In the 19th century, Jastrowie, then officially called Jastrow in German, became one of the most important centres of horse trade. During World War II, the Germans operated a forced labour subcamp of the Stalag II-B prisoner-of-war camp for Allied POWs in the town. The Polish resistance conducted espionage on German activity in the town. During the war, the town was an important point of the Pomeranian Wall, one of the most important German lines of fortification in the East. Polish troops eventually captured the town on 2 February 1945 and then restored to Poland.
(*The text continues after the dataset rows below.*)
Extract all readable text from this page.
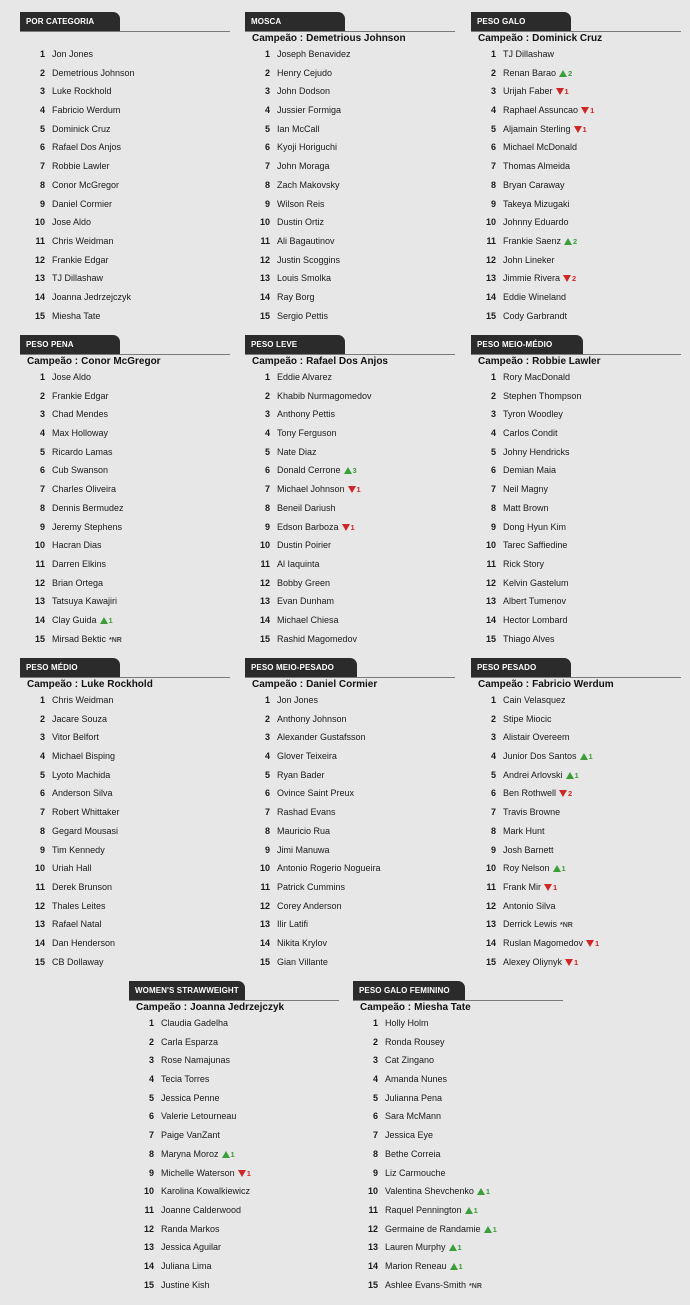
POR CATEGORIA
1 Jon Jones
2 Demetrious Johnson
3 Luke Rockhold
4 Fabricio Werdum
5 Dominick Cruz
6 Rafael Dos Anjos
7 Robbie Lawler
8 Conor McGregor
9 Daniel Cormier
10 Jose Aldo
11 Chris Weidman
12 Frankie Edgar
13 TJ Dillashaw
14 Joanna Jedrzejczyk
15 Miesha Tate
MOSCA
Campeão : Demetrious Johnson
1 Joseph Benavidez
2 Henry Cejudo
3 John Dodson
4 Jussier Formiga
5 Ian McCall
6 Kyoji Horiguchi
7 John Moraga
8 Zach Makovsky
9 Wilson Reis
10 Dustin Ortiz
11 Ali Bagautinov
12 Justin Scoggins
13 Louis Smolka
14 Ray Borg
15 Sergio Pettis
PESO GALO
Campeão : Dominick Cruz
1 TJ Dillashaw
2 Renan Barao 2
3 Urijah Faber 1
4 Raphael Assuncao 1
5 Aljamain Sterling 1
6 Michael McDonald
7 Thomas Almeida
8 Bryan Caraway
9 Takeya Mizugaki
10 Johnny Eduardo
11 Frankie Saenz 2
12 John Lineker
13 Jimmie Rivera 2
14 Eddie Wineland
15 Cody Garbrandt
PESO PENA
Campeão : Conor McGregor
1 Jose Aldo
2 Frankie Edgar
3 Chad Mendes
4 Max Holloway
5 Ricardo Lamas
6 Cub Swanson
7 Charles Oliveira
8 Dennis Bermudez
9 Jeremy Stephens
10 Hacran Dias
11 Darren Elkins
12 Brian Ortega
13 Tatsuya Kawajiri
14 Clay Guida 1
15 Mirsad Bektic *NR
PESO LEVE
Campeão : Rafael Dos Anjos
1 Eddie Alvarez
2 Khabib Nurmagomedov
3 Anthony Pettis
4 Tony Ferguson
5 Nate Diaz
6 Donald Cerrone 3
7 Michael Johnson 1
8 Beneil Dariush
9 Edson Barboza 1
10 Dustin Poirier
11 Al Iaquinta
12 Bobby Green
13 Evan Dunham
14 Michael Chiesa
15 Rashid Magomedov
PESO MEIO-MÉDIO
Campeão : Robbie Lawler
1 Rory MacDonald
2 Stephen Thompson
3 Tyron Woodley
4 Carlos Condit
5 Johny Hendricks
6 Demian Maia
7 Neil Magny
8 Matt Brown
9 Dong Hyun Kim
10 Tarec Saffiedine
11 Rick Story
12 Kelvin Gastelum
13 Albert Tumenov
14 Hector Lombard
15 Thiago Alves
PESO MÉDIO
Campeão : Luke Rockhold
1 Chris Weidman
2 Jacare Souza
3 Vitor Belfort
4 Michael Bisping
5 Lyoto Machida
6 Anderson Silva
7 Robert Whittaker
8 Gegard Mousasi
9 Tim Kennedy
10 Uriah Hall
11 Derek Brunson
12 Thales Leites
13 Rafael Natal
14 Dan Henderson
15 CB Dollaway
PESO MEIO-PESADO
Campeão : Daniel Cormier
1 Jon Jones
2 Anthony Johnson
3 Alexander Gustafsson
4 Glover Teixeira
5 Ryan Bader
6 Ovince Saint Preux
7 Rashad Evans
8 Mauricio Rua
9 Jimi Manuwa
10 Antonio Rogerio Nogueira
11 Patrick Cummins
12 Corey Anderson
13 Ilir Latifi
14 Nikita Krylov
15 Gian Villante
PESO PESADO
Campeão : Fabricio Werdum
1 Cain Velasquez
2 Stipe Miocic
3 Alistair Overeem
4 Junior Dos Santos 1
5 Andrei Arlovski 1
6 Ben Rothwell 2
7 Travis Browne
8 Mark Hunt
9 Josh Barnett
10 Roy Nelson 1
11 Frank Mir 1
12 Antonio Silva
13 Derrick Lewis *NR
14 Ruslan Magomedov 1
15 Alexey Oliynyk 1
WOMEN'S STRAWWEIGHT
Campeão : Joanna Jedrzejczyk
1 Claudia Gadelha
2 Carla Esparza
3 Rose Namajunas
4 Tecia Torres
5 Jessica Penne
6 Valerie Letourneau
7 Paige VanZant
8 Maryna Moroz 1
9 Michelle Waterson 1
10 Karolina Kowalkiewicz
11 Joanne Calderwood
12 Randa Markos
13 Jessica Aguilar
14 Juliana Lima
15 Justine Kish
PESO GALO FEMININO
Campeão : Miesha Tate
1 Holly Holm
2 Ronda Rousey
3 Cat Zingano
4 Amanda Nunes
5 Julianna Pena
6 Sara McMann
7 Jessica Eye
8 Bethe Correia
9 Liz Carmouche
10 Valentina Shevchenko 1
11 Raquel Pennington 1
12 Germaine de Randamie 1
13 Lauren Murphy 1
14 Marion Reneau 1
15 Ashlee Evans-Smith *NR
Currently, Jastrowie is the site of several wood and bicycle factories. It was part of the Piła Voivodeship from 1975 until 1998 when the Greater Poland Voivodeship superseded the administrative region. Jastrowie's most important cultural event is its International Folk Festival, "Bukowińskie Spotkania".

==Sites of interest==
- Town Market (18th century)
- Old Town Hall (16th century)
- St. Mary's Queen of Poland Church (1882)
- Michael's Archangel Church (1913)
- Monument to Polish soldiers fallen in the Battle of Jastrowie in 1945
- Old townhouses and timber-framed houses

==Sports==
The local football club is Polonia Jastrowie. It competes in the lower leagues.